Whisky Tasting 201: Regions of Scotland
Food & Drink
Scotch. It's what Mad-men era powerhouses, your dad, and probably the Dos Equuis guy usually drink. You're pretty sure you're not supposed to shoot it, mix it with anything, or even put an ice cube in it... but what ARE you supposed to do with that snifter?
The last time you "sniffed" scotch was when that creepy guy at the bar drank Laphroaig and breathed dirty bacon smoke into your personal space. It has something to do with where it's from, right? Like wine. Half the time, you can't even *pronounce* it. But you're pretty sure single malts are better or fancier or something than blended scotches, and that there's no more "n"s in Bunnahabanabahain than there are "s"s in Mississippi.

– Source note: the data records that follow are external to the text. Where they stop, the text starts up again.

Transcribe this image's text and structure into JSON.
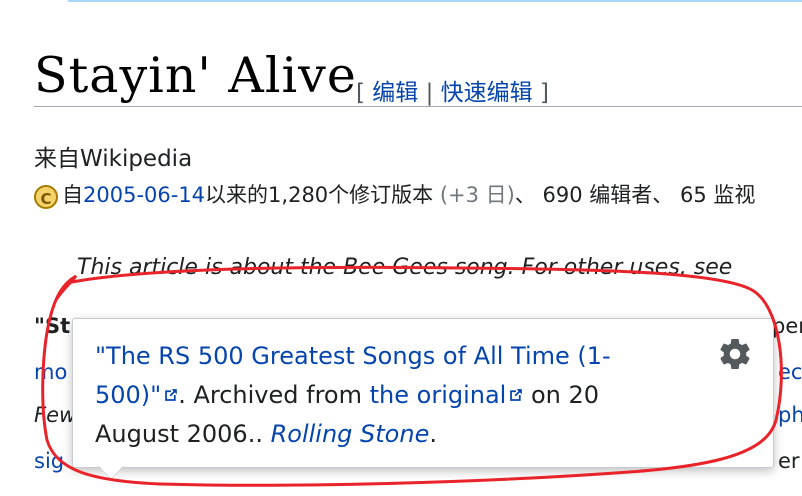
{
  "article": {
    "title": "Stayin' Alive",
    "edit_open": "[ ",
    "edit_label": "编辑",
    "edit_sep": " | ",
    "quick_edit_label": "快速编辑",
    "edit_close": " ]",
    "from_line": "来自Wikipedia",
    "info": {
      "prefix": "自",
      "date": "2005-06-14",
      "revisions": "以来的1,280个修订版本 ",
      "recent": "(+3 日)",
      "rest": "、 690 编辑者、 65 监视"
    },
    "hatnote": "This article is about the Bee Gees song. For other uses, see",
    "bg_fragments": {
      "bold_start": "\"St",
      "left_line2": "mo",
      "left_line3": "Few",
      "left_line4": "sig",
      "right_line1": "per",
      "right_line2": "ec",
      "right_line3": "ph",
      "right_line4": "er"
    }
  },
  "popup": {
    "link_title": "\"The RS 500 Greatest Songs of All Time (1-500)\"",
    "text_archived": ". Archived from ",
    "link_original": "the original",
    "text_date": " on 20 August 2006.. ",
    "publisher": "Rolling Stone",
    "end": ".",
    "settings_icon": "gear-icon"
  },
  "colors": {
    "link": "#0645ad",
    "annotation": "#e8232a"
  }
}
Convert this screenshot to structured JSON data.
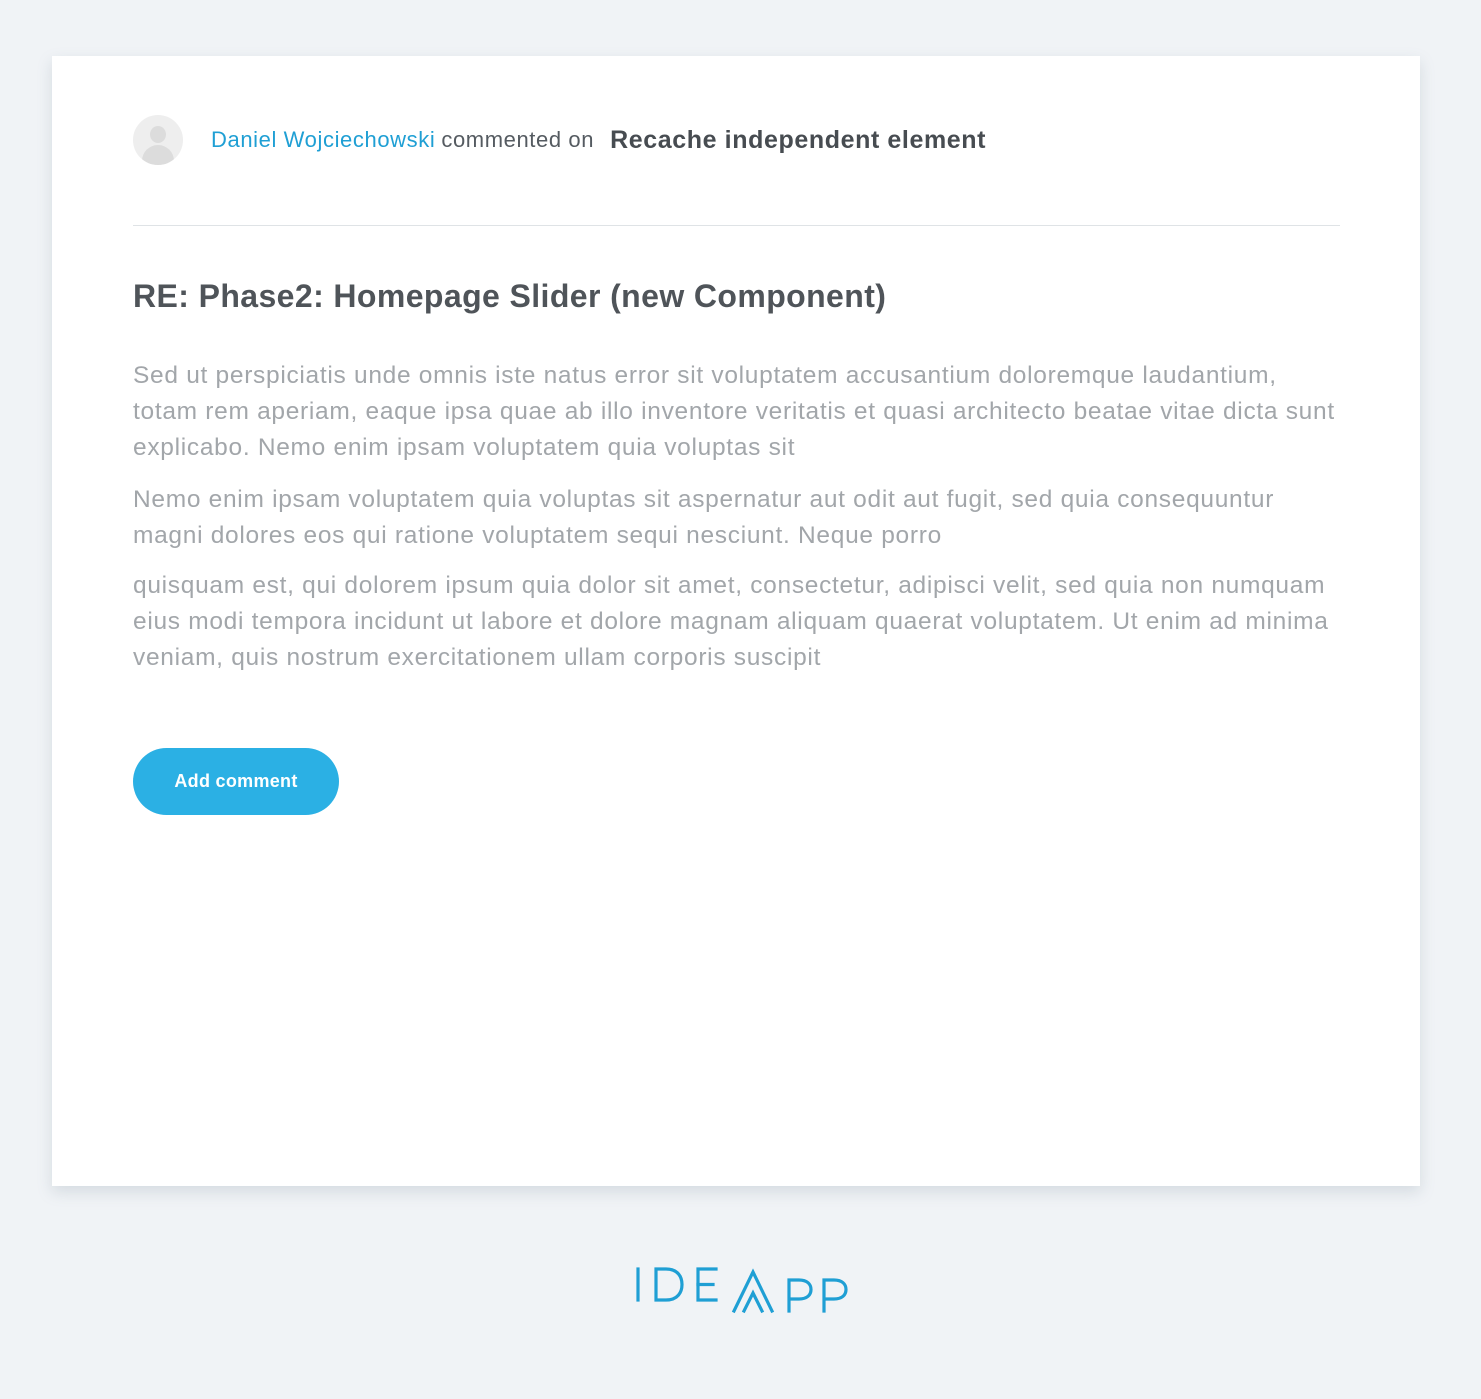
{
  "notification": {
    "author": "Daniel Wojciechowski",
    "action": "commented on",
    "target": "Recache independent element"
  },
  "comment": {
    "subject": "RE: Phase2: Homepage Slider (new Component)",
    "paragraphs": [
      "Sed ut perspiciatis unde omnis iste natus error sit voluptatem accusantium doloremque laudantium, totam rem aperiam, eaque ipsa quae ab illo inventore veritatis et quasi architecto beatae vitae dicta sunt explicabo. Nemo enim ipsam voluptatem quia voluptas sit",
      "Nemo enim ipsam voluptatem quia voluptas sit aspernatur aut odit aut fugit, sed quia consequuntur magni dolores eos qui ratione voluptatem sequi nesciunt. Neque porro",
      "quisquam est, qui dolorem ipsum quia dolor sit amet, consectetur, adipisci velit, sed quia non numquam eius modi tempora incidunt ut labore et dolore magnam aliquam quaerat voluptatem. Ut enim ad minima veniam, quis nostrum exercitationem ullam corporis suscipit"
    ]
  },
  "actions": {
    "add_comment_label": "Add comment"
  },
  "footer": {
    "logo_text": "IDEAPP"
  },
  "colors": {
    "accent": "#2bb0e4",
    "link": "#1f9fd4",
    "background": "#f0f3f6"
  }
}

In this continuing class, Dabblers will critically taste and learn the differences between benchmark regions of single-malt scotch - Highland, Speyside, and Islay - and blended scotches. We'll discuss the styles, the significance of peating (peat... you think you've heard that word before) the virtues of adding ice or water, whether sheep are or are not involved at any point in the process, and whether or not it is socially acceptable to make a cocktail with the sacred Scottish booze.
This class will include six tasting pours of different types of scotch, plus a scotch cocktail and "ploughman's lunch" of cheeses, cold sausages, pickles, hard-boiled eggs and hearty bread.
TC Safavi is a CMS certified sommelier and teacher of the top-rated Wine Tasting Like A Pro. In this class, she will be featuring guest whiskey expert, Jeffrey Mull, a classic cocktail bartender straight from the foodie trenches of San Francisco and Mexico City.